A wiesz — ten szerepetka, niemogąc się zdobyć na odpowiedź inną — odprychnął.
Ale jak odprychnął? — nędznie! bo to było naśladowanie małpie, słabe, nikczemne. Jak buchną śmiechem wszyscy!
Wtem Podkomorzy widząc, że nieprzelewki, i że ja mogę wpaść na nowy jaki pomysł, pochwycił mnie na bok, uprowadzając.
Dopiero widzieć trzeba było, jak ta nędzna, ordynaryjna figura, krokiem tchórzliwym, oscyllującym, niepewnym poczęła cofać się i z placu uchodzić; trzeba było widzieć, jakim wzrokiem piorunojącym ścigałem zuchwalca.

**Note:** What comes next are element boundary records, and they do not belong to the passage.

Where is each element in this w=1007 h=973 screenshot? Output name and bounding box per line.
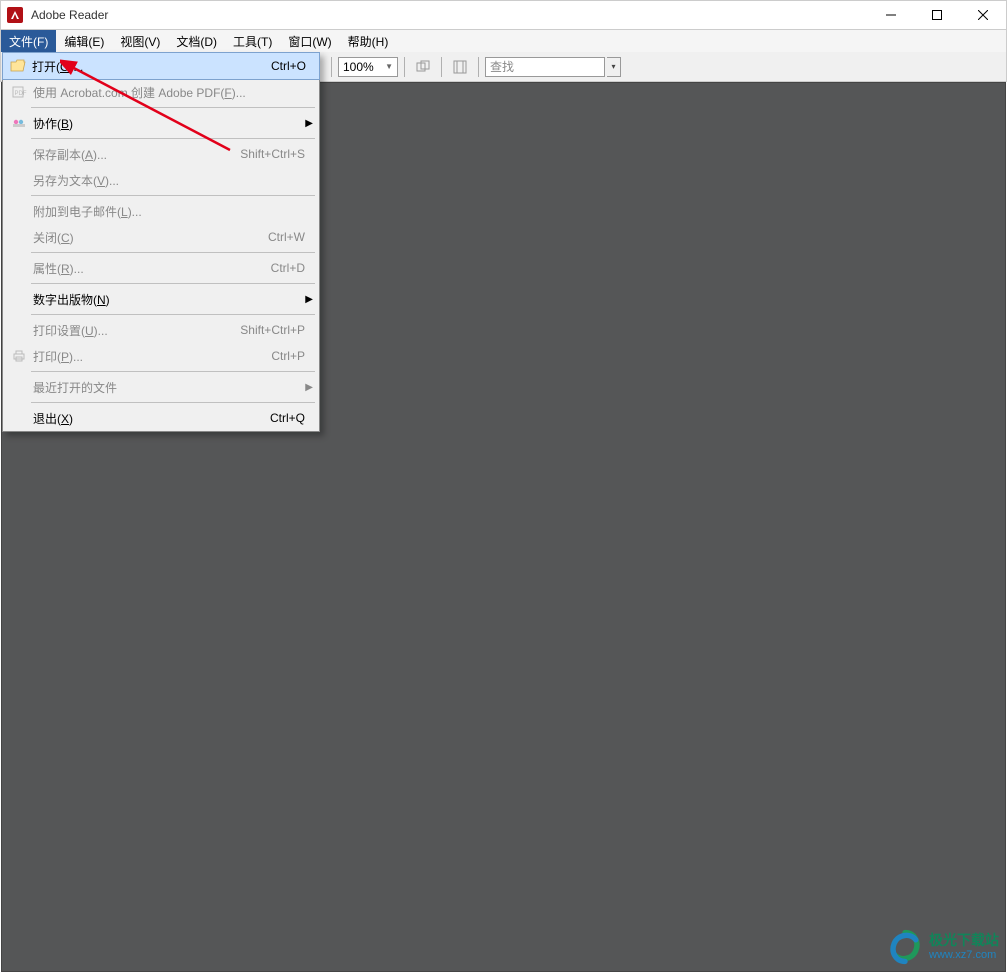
menu-label: 附加到电子邮件(L)...	[29, 203, 305, 220]
menu-file[interactable]: 文件(F)	[1, 30, 56, 52]
menu-label: 打印(P)...	[29, 348, 271, 365]
menu-divider	[31, 107, 315, 108]
menu-shortcut: Ctrl+P	[271, 349, 305, 363]
create-pdf-icon: PDF	[9, 85, 29, 99]
menu-divider	[31, 314, 315, 315]
menu-item-print-setup[interactable]: 打印设置(U)... Shift+Ctrl+P	[3, 317, 319, 343]
menu-view[interactable]: 视图(V)	[112, 30, 168, 52]
window-title: Adobe Reader	[31, 8, 108, 22]
menu-item-open[interactable]: 打开(O)... Ctrl+O	[2, 52, 320, 80]
find-placeholder: 查找	[490, 58, 514, 75]
tool-button-1[interactable]	[411, 55, 435, 79]
menu-item-exit[interactable]: 退出(X) Ctrl+Q	[3, 405, 319, 431]
menu-document[interactable]: 文档(D)	[168, 30, 225, 52]
watermark-swirl-icon	[887, 929, 923, 965]
menu-item-recent[interactable]: 最近打开的文件 ▶	[3, 374, 319, 400]
menu-label: 最近打开的文件	[29, 379, 305, 396]
menu-divider	[31, 371, 315, 372]
watermark: 极光下载站 www.xz7.com	[887, 929, 999, 965]
folder-open-icon	[8, 59, 28, 73]
toolbar-separator	[331, 57, 332, 77]
minimize-button[interactable]	[868, 1, 914, 29]
menu-shortcut: Shift+Ctrl+S	[240, 147, 305, 161]
menu-shortcut: Ctrl+O	[271, 59, 306, 73]
menu-label: 退出(X)	[29, 410, 270, 427]
menu-item-save-as-text[interactable]: 另存为文本(V)...	[3, 167, 319, 193]
menu-label: 另存为文本(V)...	[29, 172, 305, 189]
watermark-line1: 极光下载站	[929, 932, 999, 948]
menu-item-save-copy[interactable]: 保存副本(A)... Shift+Ctrl+S	[3, 141, 319, 167]
menu-shortcut: Ctrl+D	[271, 261, 305, 275]
menu-help[interactable]: 帮助(H)	[340, 30, 397, 52]
printer-icon	[9, 349, 29, 363]
tool-button-2[interactable]	[448, 55, 472, 79]
adobe-reader-icon	[7, 7, 23, 23]
watermark-line2: www.xz7.com	[929, 949, 999, 961]
zoom-combobox[interactable]: 100% ▼	[338, 57, 398, 77]
menu-label: 关闭(C)	[29, 229, 268, 246]
menu-divider	[31, 195, 315, 196]
menu-divider	[31, 402, 315, 403]
menu-edit[interactable]: 编辑(E)	[56, 30, 112, 52]
submenu-arrow-icon: ▶	[305, 118, 313, 129]
menu-shortcut: Ctrl+Q	[270, 411, 305, 425]
window-controls	[868, 1, 1006, 29]
maximize-button[interactable]	[914, 1, 960, 29]
collaborate-icon	[9, 116, 29, 130]
menu-item-attach-email[interactable]: 附加到电子邮件(L)...	[3, 198, 319, 224]
submenu-arrow-icon: ▶	[305, 382, 313, 393]
menu-label: 保存副本(A)...	[29, 146, 240, 163]
menu-shortcut: Shift+Ctrl+P	[240, 323, 305, 337]
menu-label: 使用 Acrobat.com 创建 Adobe PDF(F)...	[29, 84, 305, 101]
zoom-value: 100%	[343, 60, 374, 74]
menu-bar: 文件(F) 编辑(E) 视图(V) 文档(D) 工具(T) 窗口(W) 帮助(H…	[0, 30, 1007, 52]
menu-label: 打开(O)...	[28, 58, 271, 75]
menu-item-create-pdf[interactable]: PDF 使用 Acrobat.com 创建 Adobe PDF(F)...	[3, 79, 319, 105]
menu-divider	[31, 283, 315, 284]
file-menu-dropdown: 打开(O)... Ctrl+O PDF 使用 Acrobat.com 创建 Ad…	[2, 52, 320, 432]
menu-window[interactable]: 窗口(W)	[280, 30, 339, 52]
menu-item-close[interactable]: 关闭(C) Ctrl+W	[3, 224, 319, 250]
menu-label: 打印设置(U)...	[29, 322, 240, 339]
menu-label: 属性(R)...	[29, 260, 271, 277]
menu-item-print[interactable]: 打印(P)... Ctrl+P	[3, 343, 319, 369]
menu-item-collaborate[interactable]: 协作(B) ▶	[3, 110, 319, 136]
submenu-arrow-icon: ▶	[305, 294, 313, 305]
find-dropdown-button[interactable]: ▾	[607, 57, 621, 77]
menu-tools[interactable]: 工具(T)	[225, 30, 280, 52]
menu-item-digital-pub[interactable]: 数字出版物(N) ▶	[3, 286, 319, 312]
svg-text:PDF: PDF	[15, 91, 27, 97]
menu-shortcut: Ctrl+W	[268, 230, 305, 244]
chevron-down-icon: ▼	[385, 62, 393, 71]
toolbar-separator	[478, 57, 479, 77]
toolbar-separator	[441, 57, 442, 77]
menu-label: 协作(B)	[29, 115, 305, 132]
menu-label: 数字出版物(N)	[29, 291, 305, 308]
toolbar-separator	[404, 57, 405, 77]
title-bar: Adobe Reader	[0, 0, 1007, 30]
close-button[interactable]	[960, 1, 1006, 29]
menu-divider	[31, 252, 315, 253]
menu-item-properties[interactable]: 属性(R)... Ctrl+D	[3, 255, 319, 281]
find-input[interactable]: 查找	[485, 57, 605, 77]
menu-divider	[31, 138, 315, 139]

Nie! powiadam ci, admirowali mnie wszyscy, winszowali mi, nie mogli się nacieszyć. Strukczaszyc poszedł jak zmyty. Jedno prychnięcie! Tak!

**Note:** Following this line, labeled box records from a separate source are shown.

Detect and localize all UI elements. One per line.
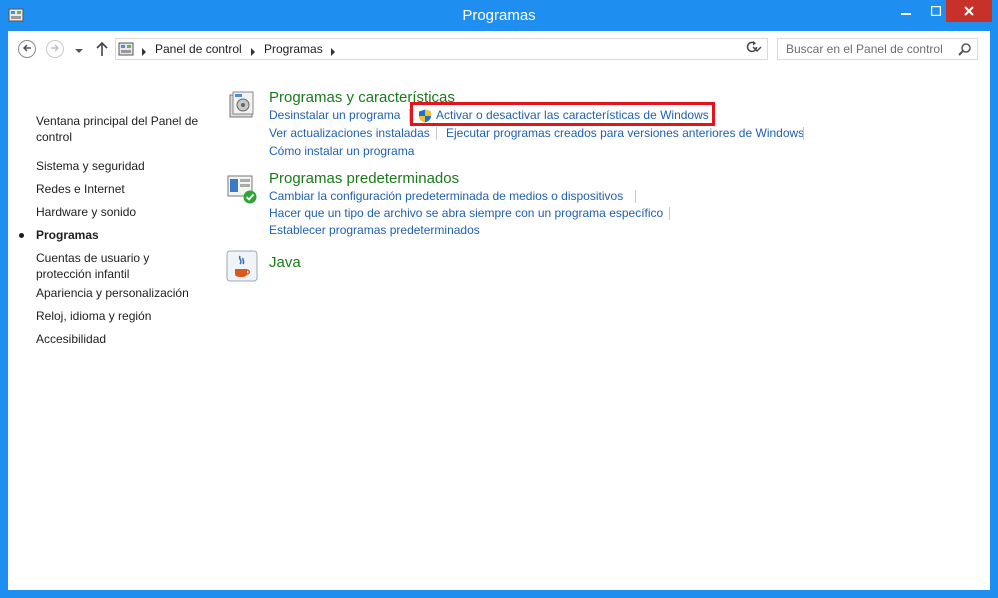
category-default-programs-title[interactable]: Programas predeterminados <box>269 170 459 187</box>
recent-pages-icon[interactable] <box>74 43 84 53</box>
forward-button[interactable] <box>46 40 64 58</box>
control-panel-icon <box>118 41 134 57</box>
sidebar-item-programs[interactable]: Programas <box>36 227 206 243</box>
sidebar-item-hardware-sound[interactable]: Hardware y sonido <box>36 204 206 220</box>
sidebar-item-user-accounts[interactable]: Cuentas de usuario y protección infantil <box>36 250 166 282</box>
search-placeholder: Buscar en el Panel de control <box>786 42 943 56</box>
link-set-default-programs[interactable]: Establecer programas predeterminados <box>269 223 480 237</box>
link-uninstall-program[interactable]: Desinstalar un programa <box>269 108 400 122</box>
breadcrumb-programs[interactable]: Programas <box>264 42 323 56</box>
back-arrow-icon <box>22 40 32 58</box>
refresh-icon <box>745 40 759 59</box>
link-separator <box>635 190 636 203</box>
up-arrow-icon[interactable] <box>95 40 109 58</box>
breadcrumb-separator-icon[interactable] <box>249 44 257 56</box>
title-bar: Programas <box>0 0 998 31</box>
link-separator <box>436 127 437 140</box>
sidebar-item-home[interactable]: Ventana principal del Panel de control <box>36 113 206 145</box>
sidebar-item-network-internet[interactable]: Redes e Internet <box>36 181 206 197</box>
link-how-to-install[interactable]: Cómo instalar un programa <box>269 144 414 158</box>
close-button[interactable] <box>946 0 992 22</box>
programs-features-icon[interactable] <box>226 89 258 121</box>
sidebar-item-appearance[interactable]: Apariencia y personalización <box>36 285 206 301</box>
link-separator <box>803 127 804 140</box>
link-installed-updates[interactable]: Ver actualizaciones instaladas <box>269 126 430 140</box>
current-item-bullet <box>19 233 24 238</box>
window-title: Programas <box>462 7 536 24</box>
search-icon[interactable] <box>958 42 972 56</box>
minimize-button[interactable] <box>892 0 920 22</box>
navigation-bar: Panel de control Programas Buscar en el … <box>8 31 990 67</box>
default-programs-icon[interactable] <box>226 172 258 204</box>
forward-arrow-icon <box>50 40 60 58</box>
control-panel-window: Programas Panel de control Programas Bus… <box>0 0 998 598</box>
search-input[interactable]: Buscar en el Panel de control <box>777 38 978 60</box>
breadcrumb-separator-icon[interactable] <box>140 44 148 56</box>
refresh-button[interactable] <box>741 38 763 60</box>
sidebar-item-system-security[interactable]: Sistema y seguridad <box>36 158 206 174</box>
link-separator <box>669 207 670 220</box>
sidebar-item-clock-language[interactable]: Reloj, idioma y región <box>36 308 206 324</box>
breadcrumb-separator-icon[interactable] <box>329 44 337 56</box>
java-icon[interactable] <box>226 250 258 282</box>
address-bar[interactable]: Panel de control Programas <box>115 38 768 60</box>
link-media-device-defaults[interactable]: Cambiar la configuración predeterminada … <box>269 189 623 203</box>
link-file-type-association[interactable]: Hacer que un tipo de archivo se abra sie… <box>269 206 663 220</box>
highlight-box <box>410 102 715 126</box>
sidebar: Ventana principal del Panel de control S… <box>8 67 213 590</box>
client-area: Panel de control Programas Buscar en el … <box>8 31 990 590</box>
sidebar-item-accessibility[interactable]: Accesibilidad <box>36 331 206 347</box>
category-java-title[interactable]: Java <box>269 254 301 271</box>
breadcrumb-control-panel[interactable]: Panel de control <box>155 42 242 56</box>
link-run-older-programs[interactable]: Ejecutar programas creados para versione… <box>446 126 804 140</box>
back-button[interactable] <box>18 40 36 58</box>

Podajemy tę wersyę skróconą nieco, aby dać wyobrażenie: jak sobie ową przygodę wykładał pan Czemeryński.
Komornik Filemon Kaczor, był to biedny człeczyna, który w istocie dawniej zajmował się pomiarami, później, małoco grosza uciuławszy, nabył lichą wioszczynę w błocie, a miał to nieszczęście, że się we własnej praczce, ładnej dziewczynie, zakochał — i ożenił. Następnie pomnożyła się rodzina; żona z owej ładnej, świeżej dziewoi stała się otyłą babusią; bieda zawitała do domu i p. Filemon Kaczor, niemając tak dalece co mierzyć, bo wszystko już było pomierzone w okolicy, biedę klepał.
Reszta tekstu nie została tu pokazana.